I defer to their toughness and savvy. I simply note that fairness is a noble concept and that Sanders and her allies would be forced by such an initiative to reveal to the state’s voting public the truth.
That truth is that the current voucher push is not about making all elements of education better through fair competition. It’s about luring parents and kids away from public schools because of disdain for public education. It’s about not inconveniencing private schools with new burdens. It’s about keeping burdens unilaterally concentrated on the ones already disdained.
I’ve long argued that we affix too many amendments to our outdated Constitution, and that too many of those are too specific for constitutional law, which should be broadly conceptual. But it would be entirely a matter of broad concept to require that any institution receiving state taxpayer money to provide education to an Arkansas child must offer equal services and accept all children who wish to bring the taxpayer money to them.
Such an amendment would not stop the big teacher pay raises in LEARNS, nor would it harm any of the solid initiatives targeted to literacy. It would simply add competitive fairness.

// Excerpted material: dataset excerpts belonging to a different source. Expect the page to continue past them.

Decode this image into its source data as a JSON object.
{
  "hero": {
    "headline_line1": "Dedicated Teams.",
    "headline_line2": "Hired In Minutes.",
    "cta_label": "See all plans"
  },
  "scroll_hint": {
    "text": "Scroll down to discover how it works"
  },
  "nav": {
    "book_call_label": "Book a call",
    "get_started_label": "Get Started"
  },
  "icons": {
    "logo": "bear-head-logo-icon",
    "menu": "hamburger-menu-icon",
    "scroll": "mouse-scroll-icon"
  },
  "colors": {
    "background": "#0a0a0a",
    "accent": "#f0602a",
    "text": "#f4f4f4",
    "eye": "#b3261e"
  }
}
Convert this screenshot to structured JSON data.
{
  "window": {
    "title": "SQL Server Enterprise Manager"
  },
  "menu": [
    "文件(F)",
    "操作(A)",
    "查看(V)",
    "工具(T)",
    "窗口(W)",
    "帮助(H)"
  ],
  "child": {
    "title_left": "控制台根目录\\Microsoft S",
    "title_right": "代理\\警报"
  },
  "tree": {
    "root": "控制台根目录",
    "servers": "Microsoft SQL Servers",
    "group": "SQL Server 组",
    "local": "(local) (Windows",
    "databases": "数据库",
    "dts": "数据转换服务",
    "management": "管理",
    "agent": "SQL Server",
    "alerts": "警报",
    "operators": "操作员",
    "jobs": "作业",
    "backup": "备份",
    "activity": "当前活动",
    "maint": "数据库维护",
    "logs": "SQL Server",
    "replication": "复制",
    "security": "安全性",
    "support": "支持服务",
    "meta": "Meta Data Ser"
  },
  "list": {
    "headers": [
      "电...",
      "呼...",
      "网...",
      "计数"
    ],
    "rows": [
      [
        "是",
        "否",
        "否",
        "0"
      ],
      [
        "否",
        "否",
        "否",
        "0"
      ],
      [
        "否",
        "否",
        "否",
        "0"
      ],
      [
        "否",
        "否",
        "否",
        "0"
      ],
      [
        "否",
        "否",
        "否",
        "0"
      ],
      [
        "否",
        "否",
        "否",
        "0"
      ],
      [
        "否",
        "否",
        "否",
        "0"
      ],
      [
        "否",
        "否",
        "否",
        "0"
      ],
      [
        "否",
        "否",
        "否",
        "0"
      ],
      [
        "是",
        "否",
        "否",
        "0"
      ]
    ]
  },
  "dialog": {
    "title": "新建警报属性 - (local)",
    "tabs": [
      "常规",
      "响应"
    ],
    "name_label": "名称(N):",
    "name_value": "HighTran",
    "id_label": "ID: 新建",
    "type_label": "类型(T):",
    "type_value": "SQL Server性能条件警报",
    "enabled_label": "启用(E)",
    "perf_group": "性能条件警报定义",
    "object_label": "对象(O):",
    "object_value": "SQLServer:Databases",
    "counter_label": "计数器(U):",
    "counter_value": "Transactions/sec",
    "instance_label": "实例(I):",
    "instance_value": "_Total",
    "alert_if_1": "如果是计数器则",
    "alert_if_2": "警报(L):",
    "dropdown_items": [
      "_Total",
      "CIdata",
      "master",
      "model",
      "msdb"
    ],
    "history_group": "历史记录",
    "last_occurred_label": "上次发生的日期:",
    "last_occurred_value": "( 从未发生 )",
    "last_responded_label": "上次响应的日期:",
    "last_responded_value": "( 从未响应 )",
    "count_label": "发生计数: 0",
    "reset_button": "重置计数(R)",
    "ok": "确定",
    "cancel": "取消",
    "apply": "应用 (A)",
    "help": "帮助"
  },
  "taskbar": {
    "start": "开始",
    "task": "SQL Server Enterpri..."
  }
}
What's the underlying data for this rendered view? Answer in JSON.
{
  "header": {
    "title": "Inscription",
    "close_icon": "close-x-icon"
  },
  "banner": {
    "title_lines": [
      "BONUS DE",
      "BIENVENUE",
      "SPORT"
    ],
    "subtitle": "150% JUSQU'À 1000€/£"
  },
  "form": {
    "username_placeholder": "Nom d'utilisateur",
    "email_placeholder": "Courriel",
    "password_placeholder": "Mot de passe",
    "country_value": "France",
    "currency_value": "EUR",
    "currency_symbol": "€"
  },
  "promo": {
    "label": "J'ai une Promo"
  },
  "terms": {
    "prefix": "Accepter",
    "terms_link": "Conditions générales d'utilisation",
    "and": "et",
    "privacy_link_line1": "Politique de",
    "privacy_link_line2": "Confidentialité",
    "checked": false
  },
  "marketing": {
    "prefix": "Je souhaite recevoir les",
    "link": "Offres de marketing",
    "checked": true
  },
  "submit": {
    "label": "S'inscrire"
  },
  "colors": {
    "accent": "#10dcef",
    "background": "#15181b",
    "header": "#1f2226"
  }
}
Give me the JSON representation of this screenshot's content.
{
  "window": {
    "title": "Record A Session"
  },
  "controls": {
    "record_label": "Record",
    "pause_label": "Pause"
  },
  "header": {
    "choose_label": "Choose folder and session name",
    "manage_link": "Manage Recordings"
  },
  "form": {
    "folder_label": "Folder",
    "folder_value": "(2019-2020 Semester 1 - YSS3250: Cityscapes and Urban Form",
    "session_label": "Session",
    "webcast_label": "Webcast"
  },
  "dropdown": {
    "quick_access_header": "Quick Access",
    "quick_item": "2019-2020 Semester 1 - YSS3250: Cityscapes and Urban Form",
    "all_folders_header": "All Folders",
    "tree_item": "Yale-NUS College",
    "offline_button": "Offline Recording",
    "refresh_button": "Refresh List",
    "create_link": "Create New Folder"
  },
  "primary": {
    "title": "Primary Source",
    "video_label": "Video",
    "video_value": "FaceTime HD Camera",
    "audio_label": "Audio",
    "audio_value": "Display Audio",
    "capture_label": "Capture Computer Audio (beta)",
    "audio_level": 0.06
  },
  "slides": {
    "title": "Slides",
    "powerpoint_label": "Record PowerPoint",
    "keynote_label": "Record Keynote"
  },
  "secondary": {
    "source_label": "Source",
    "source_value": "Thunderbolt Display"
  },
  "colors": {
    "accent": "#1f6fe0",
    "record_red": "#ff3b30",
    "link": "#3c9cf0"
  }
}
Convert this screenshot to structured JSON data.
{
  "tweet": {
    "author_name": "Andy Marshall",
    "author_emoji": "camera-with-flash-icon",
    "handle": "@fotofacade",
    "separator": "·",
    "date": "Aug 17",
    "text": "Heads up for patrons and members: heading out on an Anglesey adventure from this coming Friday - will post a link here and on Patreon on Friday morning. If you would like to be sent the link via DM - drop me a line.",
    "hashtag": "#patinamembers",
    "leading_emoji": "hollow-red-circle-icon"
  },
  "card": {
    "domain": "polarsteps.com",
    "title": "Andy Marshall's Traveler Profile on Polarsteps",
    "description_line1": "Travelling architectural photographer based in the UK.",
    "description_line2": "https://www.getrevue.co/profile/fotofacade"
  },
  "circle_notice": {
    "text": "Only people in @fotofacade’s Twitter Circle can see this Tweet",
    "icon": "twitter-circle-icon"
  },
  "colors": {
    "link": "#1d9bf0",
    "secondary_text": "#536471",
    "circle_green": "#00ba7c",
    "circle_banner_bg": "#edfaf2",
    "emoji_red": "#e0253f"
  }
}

If private schools ran from fairness, then that would be their freedom of choice, another fine concept. Money and effort—and hard-fought reforms—could be re-focused on making public schools better, not weaker.
Such a ballot initiative would not be easy. Advocates would again need to get their ballot title’s text approved by those finicky editors in Attorney General Tim Griffin’s office who delayed the signature-seeking launch. And they’d have to collect 36,000 more signatures than the 54,000 they could not quite gather for the referral effort.
They might be spared, though, the provision requiring that signatures come from 50 rather than 15 counties. Litigation is pending that argues rather logically that you can’t make a statute that violates a constitutional specific.
But, then, Arkansas is famously peculiar about constitutional specifics.
Alas, I fear the governor and her cohorts simply dream of a day when Friday Night Lights shine brighter in Arkansas because every team is a Pulaski Academy or a Shiloh Christian. They want to turn Arkansas into a transfer portal.
I meant that as a metaphor—high school football as a metaphor for all of schooling. But then it occurred to me it might also be literal.